Remontages et objections d’images

C’est sans doute là que la mémoire des luttes reprend ses droits. Car ce qui est repris dans l’archive est toujours remonté par Nidhal Chamekh. Simple dans son principe, le dispositif de l’installation murale Burn est extrêmement subtil dans sa réalisation. Si elles documentent les répressions sanglantes des janvier 1978, les deux photos argentiques choisies par Chamekh ne portent pas en elles leur propre lisibilité. Ces images ne s’identifient pas au visible. Exposées de dos, elles invitent à lire leurs légendes. Mais elles n’en sollicitent pas moins le regard par le retrait de ce qu’elles donnent à voir. Il faut s’approcher du mur, le temps d’un regard de biais, pour que l’image nous renvoie, sur un miroir déformant, quelque chose comme son envers. Ouvrir ainsi, par le retrait même de l’image, la possibilité d’une autre lisibilité de l’histoire : ces deux gestes sont moins contradictoires qu’il n’y paraît. C’est pour mieux y revenir armée contre l’oubli que la l’image d’archive de Burn s’accomode du retrait.

Parce qu’il ne s’agit pas de jouer les philistins, ces objections d’images exigent qu’on leur accorde du temps. Si l’épisode des émeutes du pain à Tunis en 1984, fait retour dans Mnēmē, c’est parce qu’elle fait apparaître un moment de mémoire comme un point critique ou un symptôme. Avec Trois poses de Fadhel Sassi, Chamekh a réalisé en 2012 trois dessins en poudre de charbon, à partir d’une série d’instantanés pris en rafale au moment où une balle perçait le cœur du jeune militant. S’il isole trois moments parmi ces clichés, Chamekh leur confère l’allure d’une bande filmique, le temps de rendre perceptible une chute dans un reste de lumière. Mais il ne se contente pas de recadrer l’espèce d’évanouissement par laquelle le corps croule sur le sol. C’est au brouillage de la visibilité que Chamekh procède ici, en recourant à la poudre de pain brûlé. Le grain rugueux de l’image, sa matière granuleuse, destinent la mémoire à toutes les combustions, comme s’il fallait en sauver les cendres là où elles n’ont pas encore refroidi.

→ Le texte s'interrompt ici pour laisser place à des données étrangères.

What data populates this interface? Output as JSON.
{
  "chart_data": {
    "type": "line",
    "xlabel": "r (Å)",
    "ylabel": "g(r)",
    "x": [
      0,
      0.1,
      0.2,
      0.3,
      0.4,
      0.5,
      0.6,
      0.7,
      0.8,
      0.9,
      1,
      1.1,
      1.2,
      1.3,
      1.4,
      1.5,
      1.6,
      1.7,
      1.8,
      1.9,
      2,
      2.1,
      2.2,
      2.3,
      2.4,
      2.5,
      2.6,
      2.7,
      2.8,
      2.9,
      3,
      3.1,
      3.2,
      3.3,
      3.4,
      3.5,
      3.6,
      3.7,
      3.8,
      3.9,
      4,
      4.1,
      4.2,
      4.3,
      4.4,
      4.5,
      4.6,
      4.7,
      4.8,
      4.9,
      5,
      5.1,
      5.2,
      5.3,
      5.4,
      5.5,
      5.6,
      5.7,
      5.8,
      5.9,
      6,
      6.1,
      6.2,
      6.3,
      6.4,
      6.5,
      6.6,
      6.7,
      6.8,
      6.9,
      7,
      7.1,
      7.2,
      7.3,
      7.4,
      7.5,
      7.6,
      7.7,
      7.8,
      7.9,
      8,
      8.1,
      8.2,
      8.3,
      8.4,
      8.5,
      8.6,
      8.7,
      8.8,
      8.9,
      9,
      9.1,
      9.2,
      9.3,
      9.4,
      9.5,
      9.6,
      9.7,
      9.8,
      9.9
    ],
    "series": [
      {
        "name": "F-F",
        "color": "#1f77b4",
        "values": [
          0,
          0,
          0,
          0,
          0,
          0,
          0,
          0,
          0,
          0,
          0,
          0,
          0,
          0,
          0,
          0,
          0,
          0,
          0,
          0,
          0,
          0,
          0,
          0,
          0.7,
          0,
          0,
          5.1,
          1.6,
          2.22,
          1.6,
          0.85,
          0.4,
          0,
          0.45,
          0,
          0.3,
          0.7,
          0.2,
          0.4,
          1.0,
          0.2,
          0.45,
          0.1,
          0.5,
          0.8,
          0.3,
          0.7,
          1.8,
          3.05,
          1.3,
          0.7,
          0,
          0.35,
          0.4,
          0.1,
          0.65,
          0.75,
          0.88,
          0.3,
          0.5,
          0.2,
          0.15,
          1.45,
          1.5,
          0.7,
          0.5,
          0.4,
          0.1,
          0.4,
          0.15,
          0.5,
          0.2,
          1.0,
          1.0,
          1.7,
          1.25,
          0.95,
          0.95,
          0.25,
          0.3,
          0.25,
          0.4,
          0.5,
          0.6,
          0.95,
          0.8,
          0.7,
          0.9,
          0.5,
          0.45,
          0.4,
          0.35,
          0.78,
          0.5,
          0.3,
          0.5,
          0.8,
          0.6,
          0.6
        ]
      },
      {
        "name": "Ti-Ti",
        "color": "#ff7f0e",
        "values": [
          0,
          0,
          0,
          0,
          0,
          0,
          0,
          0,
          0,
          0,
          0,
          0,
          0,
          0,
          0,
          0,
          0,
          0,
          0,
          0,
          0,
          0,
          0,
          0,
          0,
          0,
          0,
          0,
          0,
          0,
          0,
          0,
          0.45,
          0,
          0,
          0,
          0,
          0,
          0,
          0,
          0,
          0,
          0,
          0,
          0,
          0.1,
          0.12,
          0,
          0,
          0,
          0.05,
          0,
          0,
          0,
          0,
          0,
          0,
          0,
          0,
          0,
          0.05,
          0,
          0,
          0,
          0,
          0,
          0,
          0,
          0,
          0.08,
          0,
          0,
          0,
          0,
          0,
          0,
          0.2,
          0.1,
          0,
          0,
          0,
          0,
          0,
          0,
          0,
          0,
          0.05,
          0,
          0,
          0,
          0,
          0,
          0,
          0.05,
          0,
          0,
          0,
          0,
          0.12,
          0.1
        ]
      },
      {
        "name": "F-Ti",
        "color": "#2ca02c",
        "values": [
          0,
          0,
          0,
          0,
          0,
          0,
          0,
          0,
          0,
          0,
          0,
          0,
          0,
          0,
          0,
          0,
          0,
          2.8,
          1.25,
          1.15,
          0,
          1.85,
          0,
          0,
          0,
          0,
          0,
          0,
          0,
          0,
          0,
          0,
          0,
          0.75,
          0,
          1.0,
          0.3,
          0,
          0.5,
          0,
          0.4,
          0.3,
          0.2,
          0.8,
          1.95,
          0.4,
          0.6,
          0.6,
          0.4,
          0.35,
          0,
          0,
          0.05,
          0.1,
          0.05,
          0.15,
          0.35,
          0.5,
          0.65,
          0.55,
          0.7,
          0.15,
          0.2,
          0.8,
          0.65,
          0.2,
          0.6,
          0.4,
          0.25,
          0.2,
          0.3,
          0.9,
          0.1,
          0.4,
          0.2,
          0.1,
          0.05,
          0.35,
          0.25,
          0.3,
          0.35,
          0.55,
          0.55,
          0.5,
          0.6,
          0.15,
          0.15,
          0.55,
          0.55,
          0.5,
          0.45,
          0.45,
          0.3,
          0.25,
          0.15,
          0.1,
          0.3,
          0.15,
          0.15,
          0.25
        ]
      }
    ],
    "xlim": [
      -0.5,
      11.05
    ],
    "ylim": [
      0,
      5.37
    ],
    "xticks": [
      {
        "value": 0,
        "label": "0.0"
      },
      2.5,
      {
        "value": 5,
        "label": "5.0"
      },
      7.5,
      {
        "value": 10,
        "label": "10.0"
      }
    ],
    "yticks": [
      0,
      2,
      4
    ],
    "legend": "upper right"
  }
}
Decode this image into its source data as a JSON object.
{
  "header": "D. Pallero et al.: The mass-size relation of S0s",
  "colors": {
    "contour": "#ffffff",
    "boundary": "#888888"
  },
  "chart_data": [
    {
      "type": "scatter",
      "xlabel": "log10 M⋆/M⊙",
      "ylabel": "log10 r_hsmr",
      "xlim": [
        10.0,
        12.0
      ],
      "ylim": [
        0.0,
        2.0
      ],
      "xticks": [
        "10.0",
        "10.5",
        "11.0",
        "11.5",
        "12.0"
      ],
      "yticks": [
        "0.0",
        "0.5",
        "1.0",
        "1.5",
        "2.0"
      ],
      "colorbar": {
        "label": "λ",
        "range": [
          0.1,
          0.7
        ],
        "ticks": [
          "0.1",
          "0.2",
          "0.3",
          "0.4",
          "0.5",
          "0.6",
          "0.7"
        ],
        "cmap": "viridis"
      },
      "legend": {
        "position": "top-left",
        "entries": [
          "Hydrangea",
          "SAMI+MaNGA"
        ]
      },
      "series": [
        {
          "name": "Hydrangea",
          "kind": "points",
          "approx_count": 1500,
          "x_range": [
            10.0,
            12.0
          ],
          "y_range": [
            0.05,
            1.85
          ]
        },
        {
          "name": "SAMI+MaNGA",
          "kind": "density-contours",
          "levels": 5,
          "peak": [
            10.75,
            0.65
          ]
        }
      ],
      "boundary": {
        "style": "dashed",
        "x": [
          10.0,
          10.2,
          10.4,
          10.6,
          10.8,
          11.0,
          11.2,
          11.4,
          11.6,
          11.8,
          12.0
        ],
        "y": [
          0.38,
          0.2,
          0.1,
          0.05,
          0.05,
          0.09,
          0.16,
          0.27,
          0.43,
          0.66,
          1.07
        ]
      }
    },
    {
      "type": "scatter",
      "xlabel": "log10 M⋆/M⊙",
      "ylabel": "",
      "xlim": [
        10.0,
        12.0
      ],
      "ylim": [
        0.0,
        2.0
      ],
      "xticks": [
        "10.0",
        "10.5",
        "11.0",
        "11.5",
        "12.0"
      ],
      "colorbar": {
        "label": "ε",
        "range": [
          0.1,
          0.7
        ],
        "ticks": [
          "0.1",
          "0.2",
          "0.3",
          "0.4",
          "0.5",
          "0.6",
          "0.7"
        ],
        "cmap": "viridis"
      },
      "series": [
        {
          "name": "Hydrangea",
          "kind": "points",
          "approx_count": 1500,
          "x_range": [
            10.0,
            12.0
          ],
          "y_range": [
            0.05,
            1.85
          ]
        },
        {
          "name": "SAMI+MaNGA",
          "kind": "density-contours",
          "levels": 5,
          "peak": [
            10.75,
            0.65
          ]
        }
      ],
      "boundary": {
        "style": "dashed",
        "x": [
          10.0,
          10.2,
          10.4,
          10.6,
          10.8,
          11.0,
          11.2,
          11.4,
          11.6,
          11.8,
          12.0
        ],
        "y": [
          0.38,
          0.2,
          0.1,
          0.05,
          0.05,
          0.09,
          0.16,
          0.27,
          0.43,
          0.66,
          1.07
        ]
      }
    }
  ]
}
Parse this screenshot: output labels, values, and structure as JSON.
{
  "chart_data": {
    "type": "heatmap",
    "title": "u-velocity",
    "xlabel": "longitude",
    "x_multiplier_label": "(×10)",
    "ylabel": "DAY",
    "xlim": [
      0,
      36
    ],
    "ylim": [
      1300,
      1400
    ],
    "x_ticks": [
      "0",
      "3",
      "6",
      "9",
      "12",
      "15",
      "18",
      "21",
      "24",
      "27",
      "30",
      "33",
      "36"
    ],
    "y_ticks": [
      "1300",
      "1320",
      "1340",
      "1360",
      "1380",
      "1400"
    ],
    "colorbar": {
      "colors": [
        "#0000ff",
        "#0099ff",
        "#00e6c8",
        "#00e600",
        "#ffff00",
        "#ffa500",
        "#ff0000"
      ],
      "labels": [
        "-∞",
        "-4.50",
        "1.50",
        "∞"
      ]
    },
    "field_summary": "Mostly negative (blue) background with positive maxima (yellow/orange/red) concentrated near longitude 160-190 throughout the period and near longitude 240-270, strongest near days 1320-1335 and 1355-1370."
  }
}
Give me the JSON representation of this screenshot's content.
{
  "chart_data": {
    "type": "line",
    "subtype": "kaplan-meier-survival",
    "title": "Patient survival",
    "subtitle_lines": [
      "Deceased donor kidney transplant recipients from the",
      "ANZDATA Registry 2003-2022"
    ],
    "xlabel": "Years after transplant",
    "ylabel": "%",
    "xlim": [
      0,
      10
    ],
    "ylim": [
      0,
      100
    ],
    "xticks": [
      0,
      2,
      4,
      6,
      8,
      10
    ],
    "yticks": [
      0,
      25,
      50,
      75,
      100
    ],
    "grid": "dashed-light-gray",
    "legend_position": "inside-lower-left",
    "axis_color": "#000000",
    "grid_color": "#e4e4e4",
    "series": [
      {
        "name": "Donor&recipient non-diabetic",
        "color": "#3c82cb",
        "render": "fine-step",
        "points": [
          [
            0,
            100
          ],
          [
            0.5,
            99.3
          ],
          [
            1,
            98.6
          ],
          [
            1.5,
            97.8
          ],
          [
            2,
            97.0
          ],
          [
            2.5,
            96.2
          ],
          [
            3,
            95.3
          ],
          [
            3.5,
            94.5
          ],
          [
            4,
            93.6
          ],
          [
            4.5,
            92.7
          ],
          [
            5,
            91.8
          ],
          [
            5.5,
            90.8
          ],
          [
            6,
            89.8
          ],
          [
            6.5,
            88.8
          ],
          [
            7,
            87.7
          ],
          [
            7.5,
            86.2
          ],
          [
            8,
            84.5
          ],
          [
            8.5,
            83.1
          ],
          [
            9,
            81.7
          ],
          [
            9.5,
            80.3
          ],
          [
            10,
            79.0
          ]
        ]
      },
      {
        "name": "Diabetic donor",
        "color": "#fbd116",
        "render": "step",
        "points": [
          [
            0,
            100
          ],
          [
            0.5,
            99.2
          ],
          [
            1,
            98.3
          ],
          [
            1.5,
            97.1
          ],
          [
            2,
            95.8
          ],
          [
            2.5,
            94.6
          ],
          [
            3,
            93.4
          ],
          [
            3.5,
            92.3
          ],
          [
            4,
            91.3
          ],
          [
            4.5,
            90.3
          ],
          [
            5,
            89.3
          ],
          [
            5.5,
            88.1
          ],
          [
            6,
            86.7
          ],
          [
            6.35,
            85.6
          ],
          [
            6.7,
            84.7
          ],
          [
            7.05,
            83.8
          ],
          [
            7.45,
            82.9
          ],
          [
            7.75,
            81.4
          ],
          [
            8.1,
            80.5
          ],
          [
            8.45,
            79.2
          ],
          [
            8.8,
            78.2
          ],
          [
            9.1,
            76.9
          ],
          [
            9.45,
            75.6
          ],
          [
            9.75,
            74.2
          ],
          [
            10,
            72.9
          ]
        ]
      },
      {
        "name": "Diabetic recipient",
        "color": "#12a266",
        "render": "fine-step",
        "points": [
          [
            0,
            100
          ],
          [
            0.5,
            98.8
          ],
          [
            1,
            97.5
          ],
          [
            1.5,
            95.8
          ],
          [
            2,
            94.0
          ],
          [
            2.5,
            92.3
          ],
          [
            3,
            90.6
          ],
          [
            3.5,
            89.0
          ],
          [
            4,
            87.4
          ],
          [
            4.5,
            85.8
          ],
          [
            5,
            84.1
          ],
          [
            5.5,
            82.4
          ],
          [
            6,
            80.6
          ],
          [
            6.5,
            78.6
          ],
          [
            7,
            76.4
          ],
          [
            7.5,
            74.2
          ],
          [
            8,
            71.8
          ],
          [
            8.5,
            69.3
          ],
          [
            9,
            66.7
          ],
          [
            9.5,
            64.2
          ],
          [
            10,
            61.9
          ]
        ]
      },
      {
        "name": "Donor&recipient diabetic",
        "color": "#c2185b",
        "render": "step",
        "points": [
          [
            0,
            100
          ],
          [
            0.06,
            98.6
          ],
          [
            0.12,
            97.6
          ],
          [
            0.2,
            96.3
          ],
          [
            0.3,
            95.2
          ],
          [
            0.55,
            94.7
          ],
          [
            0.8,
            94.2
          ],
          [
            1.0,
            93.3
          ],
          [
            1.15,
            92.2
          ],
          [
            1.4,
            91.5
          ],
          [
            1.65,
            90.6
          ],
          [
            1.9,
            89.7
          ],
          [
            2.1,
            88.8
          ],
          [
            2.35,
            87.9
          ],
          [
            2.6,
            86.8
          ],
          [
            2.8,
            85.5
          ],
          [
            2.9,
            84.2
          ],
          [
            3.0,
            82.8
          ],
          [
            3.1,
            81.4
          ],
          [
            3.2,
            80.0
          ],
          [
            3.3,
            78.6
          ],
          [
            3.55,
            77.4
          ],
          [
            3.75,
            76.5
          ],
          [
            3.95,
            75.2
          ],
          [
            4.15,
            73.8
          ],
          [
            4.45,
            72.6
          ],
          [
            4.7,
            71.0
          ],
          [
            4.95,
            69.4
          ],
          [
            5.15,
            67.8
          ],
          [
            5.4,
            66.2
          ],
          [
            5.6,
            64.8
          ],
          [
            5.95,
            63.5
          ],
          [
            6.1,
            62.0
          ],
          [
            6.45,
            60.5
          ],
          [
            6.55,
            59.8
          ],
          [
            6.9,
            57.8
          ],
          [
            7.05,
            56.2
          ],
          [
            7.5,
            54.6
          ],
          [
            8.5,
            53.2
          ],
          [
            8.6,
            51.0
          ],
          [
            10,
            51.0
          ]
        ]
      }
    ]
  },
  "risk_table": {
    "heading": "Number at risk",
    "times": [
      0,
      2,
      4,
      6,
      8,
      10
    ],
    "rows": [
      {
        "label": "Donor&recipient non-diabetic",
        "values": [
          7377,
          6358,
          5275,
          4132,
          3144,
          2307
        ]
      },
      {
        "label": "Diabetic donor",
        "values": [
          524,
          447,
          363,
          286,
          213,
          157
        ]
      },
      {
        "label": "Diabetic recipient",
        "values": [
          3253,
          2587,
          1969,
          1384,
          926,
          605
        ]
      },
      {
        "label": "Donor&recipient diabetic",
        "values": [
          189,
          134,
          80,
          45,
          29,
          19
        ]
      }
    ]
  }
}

Serait-ce à l’œil de souffler sur la braise qui couve sous ces cendres-là, pour rompre la prose falsificatrice de l’histoire ? Ce serait peut-être un geste qui fait entendre combien l’événement d’une réminiscence peut dérouter le regard, et combien la mémoire se débobine plus délicatement que sur une pellicule cinématographique. Mais entre le tracé des dessins et la trace des images d’archives, la dissolution guette les images dérobées au regard. Il y a dans l’archive, comme dans les rêves, les traces à sauver d’un réel oublié.

C’est autour d’un réel colonial que Chamekh organise un beau montage entre la carte lithographique des tribus tunisiennes de 1881, et un morceau de « kilim » berbère quasi calciné. Ligne de fracture entre les choses, ce montage rend visible l’intervalle de temps entre deux mémoires qui se repoussent : image contre image. D’un regard dessaisi dans l’archive à son ressaisissement par les flammes, l’oscillation est sans doute inévitable. Mais cette bascule scelle le privilège de l’image dialectique dans Mnēmē : confrontée à tout ce qui reste, elle ne vient jamais au bout de sa brûlure.